The North End Democrat was speaking with WCVB’s Sharman Sacchetti and Ed Harding for their Sunday politics show On the Record. Those low-income workers who kept the state going through the COVID-19 pandemic are deserving of benefits when the economy they buoy does well enough, he said, and the state must send money back to taxpayers.

That’s what happened last summer, when lawmakers were seemingly taken by complete surprise by then Gov. Charlie Baker’s announcement a rarely invoked law from 1986 had been triggered and would require the state to repay taxpayers several billion dollars.

The invocation of Chapter 62F of the General Laws led lawmakers to drop a pared-down version of Baker’s plan to cut taxes. However, when lawmakers recently revitalized last year’s tax cut proposal, they also said the state should change the way 62F functions.

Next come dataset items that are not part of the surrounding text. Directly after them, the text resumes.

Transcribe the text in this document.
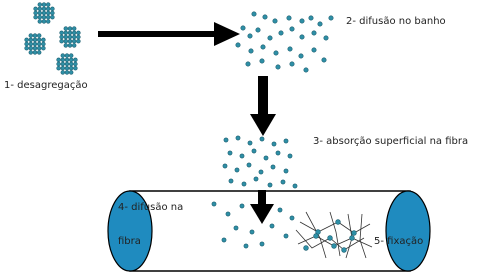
1- desagregação
2- difusão no banho
3- absorção superficial na fibra
4- difusão na
fibra	5- fixação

“When we have this tax rebate opportunity, when it may come again, if it ever comes again, we want to make sure that everyone prospers in it equally, and make sure everyone has an opportunity to benefit from those tax rebates,” Michlewitz said.

Included with the House’s plan to up the rental deduction, raise the senior circuit breaker and institute a permanent child tax credit, alongside new proposals to double the death tax threshold and slash short term capital gains, is a plan to untether any future rebates under 62F from a taxpayer’s income.

Last year people received back about 14% percent of what they’d paid in 2021. Under the House plan, any future rebates would be split evenly between all taxpayers.

“I think it really has a bigger impact for those that are maybe on the lower income spectrum, and those are the ones that we really relied on during our tough times,” the chairman explained.

Called An Act to improve the Commonwealth’s competitiveness, affordability, and equity, the State House passed their tax cut plan on April 13 by a vote of 150-3, with five representatives not voting.

The State Senate must consider the plan before it can be sent to Gov. Maura Healey, who did not offer any changes to the rebate law in her late-February tax cut proposal.